The main points I could discern are:
-The U.S. Treasury prints money
-They "sell" it to the Federal Reserve, a quasi-public banking institution, in exchange for Treasury bills, which are the debt instrument of the United States Government
-The Federal Reserve buys and sells many Treasury bills on the open market daily in order to keep the bills at the target interest rate
-The Federal Reserve also sells Federal Reserve Notes (dollar bills) to other banks
-Banks do not have to have 100% of deposited money on hand; they have to hold some fraction (10% for most types of deposits) and can lend the rest to others
-Fractional reserves increase the money supply (by a factor of 1/reserve rate) by lending deposited funds out, which are then typically deposited in other banks by the borrower, which banks can then lend those deposited funds out, and so on
-This is all a secret conspiracy, and you should stock up on gold and move to your compound as soon as you can put on your tinfoil hat
Points 1-6 are readily learned from a college economics textbook, and are the foundations of the U.S. money and banking system. Point 7 is believed by moonbats who think the U.S. banking system is a plot by the Illuminati/UN/international Jewry/etc. to establish a one-world government, black helicopters and all.

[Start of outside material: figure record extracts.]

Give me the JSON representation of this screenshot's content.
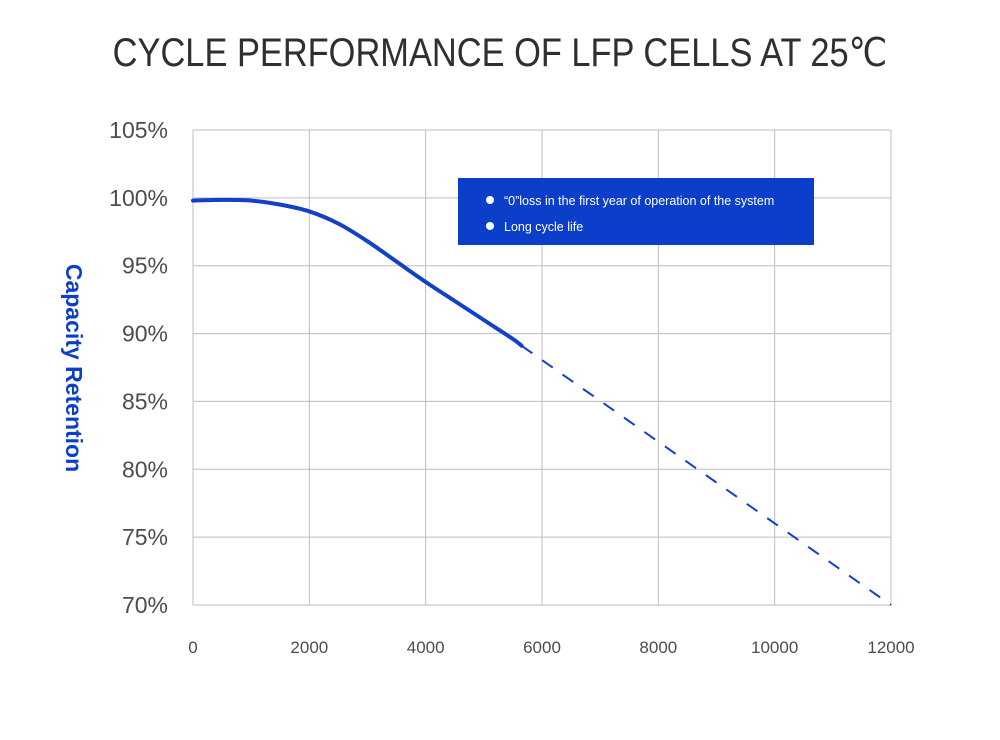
{
  "chart_data": {
    "type": "line",
    "title": "CYCLE PERFORMANCE OF LFP CELLS AT 25℃",
    "xlabel": "",
    "ylabel": "Capacity Retention",
    "xlim": [
      0,
      12000
    ],
    "ylim": [
      70,
      105
    ],
    "x_ticks": [
      "0",
      "2000",
      "4000",
      "6000",
      "8000",
      "10000",
      "12000"
    ],
    "y_ticks": [
      "70%",
      "75%",
      "80%",
      "85%",
      "90%",
      "95%",
      "100%",
      "105%"
    ],
    "grid": true,
    "series": [
      {
        "style": "solid",
        "x": [
          0,
          500,
          1000,
          1500,
          2000,
          2500,
          3000,
          3500,
          4000,
          4500,
          5000,
          5500,
          5650
        ],
        "values": [
          99.8,
          99.85,
          99.8,
          99.5,
          99.0,
          98.1,
          96.8,
          95.3,
          93.8,
          92.4,
          91.0,
          89.6,
          89.1
        ]
      },
      {
        "style": "dashed",
        "x": [
          5650,
          12000
        ],
        "values": [
          89.1,
          70.0
        ]
      }
    ],
    "annotations": [
      "“0”loss in the first year of operation of the system",
      "Long cycle life"
    ],
    "legend_position": "top-right",
    "colors": {
      "line": "#1240c8",
      "annotation_box": "#0b3ec9",
      "grid": "#bdbdbd",
      "ylabel": "#0b3ec9",
      "tick_text": "#4d4d4d",
      "title_text": "#2f2f2f"
    }
  }
}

I appreciate your summary. I guess most if it (in a rather amorphous way) was already in my understanding. So according to your understanding, this sort of thing can just keep going infinitely? It's not self-limiting, or rather, it's on a solid platform?
It just sounds so - unsettled, foundationless.

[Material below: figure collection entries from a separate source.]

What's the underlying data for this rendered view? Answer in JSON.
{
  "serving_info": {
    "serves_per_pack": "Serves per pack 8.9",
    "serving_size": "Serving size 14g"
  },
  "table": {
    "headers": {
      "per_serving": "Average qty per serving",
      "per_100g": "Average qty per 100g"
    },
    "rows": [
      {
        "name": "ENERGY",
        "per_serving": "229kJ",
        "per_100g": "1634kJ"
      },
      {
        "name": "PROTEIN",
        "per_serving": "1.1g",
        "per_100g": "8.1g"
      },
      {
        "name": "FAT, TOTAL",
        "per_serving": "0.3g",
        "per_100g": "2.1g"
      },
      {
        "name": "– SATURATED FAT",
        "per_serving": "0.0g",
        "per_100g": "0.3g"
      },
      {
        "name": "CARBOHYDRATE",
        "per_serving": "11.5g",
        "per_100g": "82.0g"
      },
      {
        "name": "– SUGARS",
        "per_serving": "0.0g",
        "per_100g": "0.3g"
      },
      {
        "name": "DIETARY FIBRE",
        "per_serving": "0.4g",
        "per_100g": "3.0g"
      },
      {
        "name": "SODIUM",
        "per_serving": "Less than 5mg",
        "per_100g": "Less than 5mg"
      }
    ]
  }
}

Actually, the Fed doesn't target the interest rate of bills, it targets the Fed Funds (overnight) rate.
If there's a banking crisis again similar to what happened approx. 70 yrs. ago what would you rather have in your posession.......a FRN that's worth no more than the ink and paper it's made with or a precious metal such as gold or silver? Also, even though this money is created out of thin air.......what do you suppose is the underlying collateral?.....because as we all know bankers are far from being very benevolent when it comes to their money.
You first two bullets are ass-backwards but good try.